2. DVT, leading to acute pulmonary embolism, is a condition involving blood clotting in the deep venous system of the body.
3. We also discern no merit in Sagon's argument that the trial court's jury instructions were internally inconsistent and confusing by referring to the “Defendant[ ] or [its] agents or employees” and the “Defendant [ ] and [its] agents and employees” using both conjunctive and disjunctive terms. The trial court's instructions set forth the parties' stipulation that identified the individuals who worked for PCTS as either agents or employees. The challenged instructions served to explain the principle that the jury would be required to enter a verdict in favor of PCTS if the jury found that those individuals had not acted negligently. In this context, the terms “Defendant[ ],” “agents,” and “employees” were synonymous and the manner of connecting the terms in the conjunctive or disjunctive did not contain an irreconcilable conflict. See, e.g., Williams v. Young, 105 Ga.App. 391, 406-407(6), 124 S.E.2d 795 (1962) (concluding that the use of synonymous words interchangeably and the use of the disjunctive “or” rather than the conjunctive “and” to connect the term was not improper).

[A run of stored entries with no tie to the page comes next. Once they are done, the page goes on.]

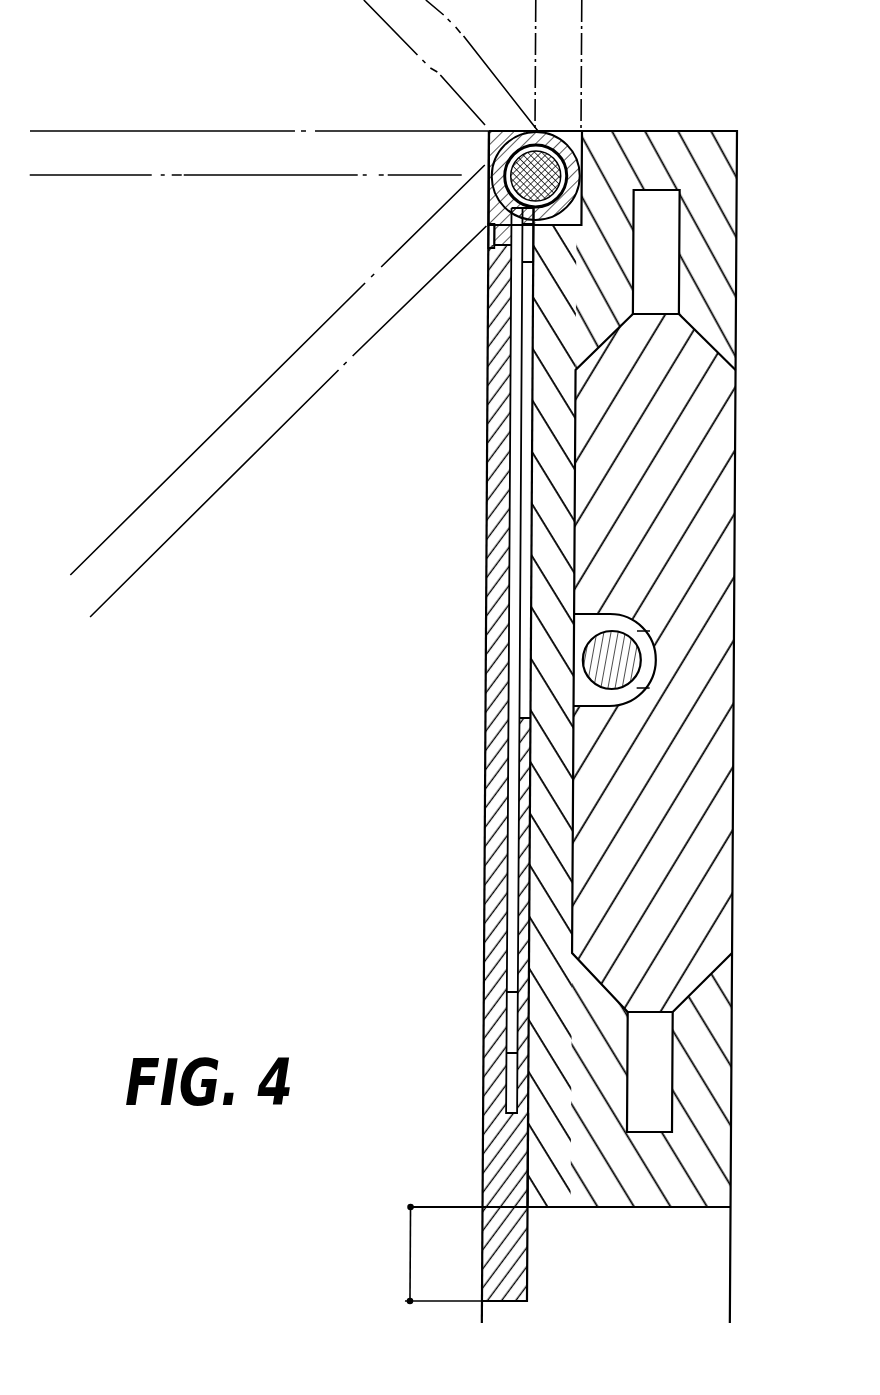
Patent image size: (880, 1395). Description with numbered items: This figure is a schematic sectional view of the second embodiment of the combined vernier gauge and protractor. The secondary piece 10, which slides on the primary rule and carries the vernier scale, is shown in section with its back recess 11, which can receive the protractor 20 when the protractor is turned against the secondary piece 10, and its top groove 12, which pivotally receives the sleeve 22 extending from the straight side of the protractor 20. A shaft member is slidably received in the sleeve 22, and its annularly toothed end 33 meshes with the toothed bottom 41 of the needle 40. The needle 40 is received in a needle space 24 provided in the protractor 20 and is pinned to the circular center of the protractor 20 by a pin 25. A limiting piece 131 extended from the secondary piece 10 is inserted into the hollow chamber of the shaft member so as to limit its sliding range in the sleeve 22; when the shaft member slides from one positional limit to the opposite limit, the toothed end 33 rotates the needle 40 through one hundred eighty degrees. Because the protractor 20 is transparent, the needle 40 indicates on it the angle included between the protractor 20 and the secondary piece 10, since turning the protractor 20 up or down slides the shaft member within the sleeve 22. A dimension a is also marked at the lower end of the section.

The secondary piece 10 is at (718, 1037).
The back recess 11 is at (534, 1183).
The top groove 12 is at (573, 213).
The protractor 20 is at (500, 455).
The sleeve 22 is at (503, 147).
The needle space 24 is at (520, 507).
The pin 25 is at (487, 228).
The annularly toothed end 33 is at (538, 130).
The needle 40 is at (512, 326).
The toothed bottom 41 is at (528, 248).
The limiting piece 131 is at (530, 155).
The dimension a is at (431, 1254).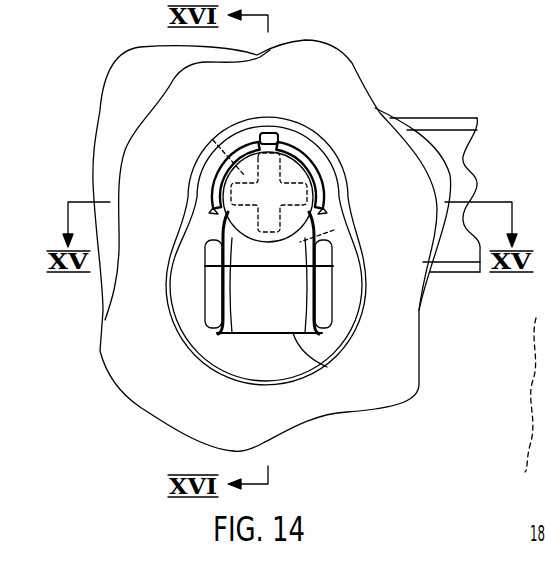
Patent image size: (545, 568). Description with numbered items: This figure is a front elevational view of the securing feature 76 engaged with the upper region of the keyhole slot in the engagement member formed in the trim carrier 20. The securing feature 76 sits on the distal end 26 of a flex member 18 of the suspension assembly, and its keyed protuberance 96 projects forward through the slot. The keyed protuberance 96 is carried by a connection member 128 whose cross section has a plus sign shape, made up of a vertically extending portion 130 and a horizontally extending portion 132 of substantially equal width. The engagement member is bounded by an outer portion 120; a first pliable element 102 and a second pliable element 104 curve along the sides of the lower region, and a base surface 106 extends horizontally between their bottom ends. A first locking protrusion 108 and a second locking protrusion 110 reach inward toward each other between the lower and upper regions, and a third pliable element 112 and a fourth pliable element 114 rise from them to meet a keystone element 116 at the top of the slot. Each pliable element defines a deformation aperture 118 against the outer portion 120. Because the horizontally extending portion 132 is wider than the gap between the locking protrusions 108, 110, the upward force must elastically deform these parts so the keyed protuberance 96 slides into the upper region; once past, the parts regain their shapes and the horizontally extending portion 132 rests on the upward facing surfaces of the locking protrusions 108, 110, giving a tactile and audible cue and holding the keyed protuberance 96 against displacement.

The flex member 18 is at (457, 248).
The trim carrier 20 is at (222, 421).
The distal end 26 is at (123, 128).
The securing feature 76 is at (258, 276).
The keyed protuberance 96 is at (233, 130).
The first pliable element 102 is at (327, 308).
The second pliable element 104 is at (217, 307).
The base surface 106 is at (323, 372).
The first locking protrusion 108 is at (312, 193).
The second locking protrusion 110 is at (225, 192).
The third pliable element 112 is at (326, 169).
The fourth pliable element 114 is at (213, 196).
The keystone element 116 is at (265, 131).
The deformation aperture 118 is at (213, 175).
The outer portion 120 is at (344, 250).
The connection member 128 is at (334, 230).
The vertically extending portion 130 is at (309, 143).
The horizontally extending portion 132 is at (213, 140).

4. “[A] professional negligence claim calls into question the conduct of the professional in his area of expertise. Administrative, clerical, or routine acts demanding no special expertise fall into the realm of [ordinary] negligence.” (Citation and punctuation omitted.) Burke v. Paul, 289 Ga.App. 826, 828, 658 S.E.2d 430 (2008). Sagon's allegations regarding the failure to properly advise, examine, diagnose, and treat Mr. Sagon's condition presented professional negligence claims that only applied to PCTS's physicians and nursing staff. See James v. Hosp. Auth. of the City of Bainbridge, 278 Ga.App. 657, 659(1), 629 S.E.2d 472 (2006); Greene County Hosp. Auth. v. Turner, 205 Ga.App. 213, 214, 421 S.E.2d 715 (1992) (explaining that professional malpractice claims only apply to medical staff members who are professionals). Sagon's allegations regarding the administrative failure to maintain a record of the telephone calls and Xanax prescription presented ordinary negligence claims. See, e.g., Butler v. South Fulton Med. Center, 215 Ga.App. 809, 812(2), 452 S.E.2d 768 (1994) (verification that a form has been properly executed and is part of the patient's records is an administrative task).
5. Ordinary negligence “is that degree of care which is exercised by ordinarily prudent persons under the same or similar circumstances.” OCGA § 51-1-2. Contrary to Sagon's arguments, PCTS's secretaries did not have the same standard of care as physicians and nurses. See Canas v. Al-Jabi, 282 Ga.App. 764, 788(2)(a), 639 S.E.2d 494 (2006), rev'd on other ground, Kaminer v. Canas, 282 Ga. 830, 653 S.E.2d 691 (2007); Greene County Hosp. Auth., 205 Ga.App. at 214, 421 S.E.2d 715.
ANDREWS, P.J., and DOYLE, J., concur.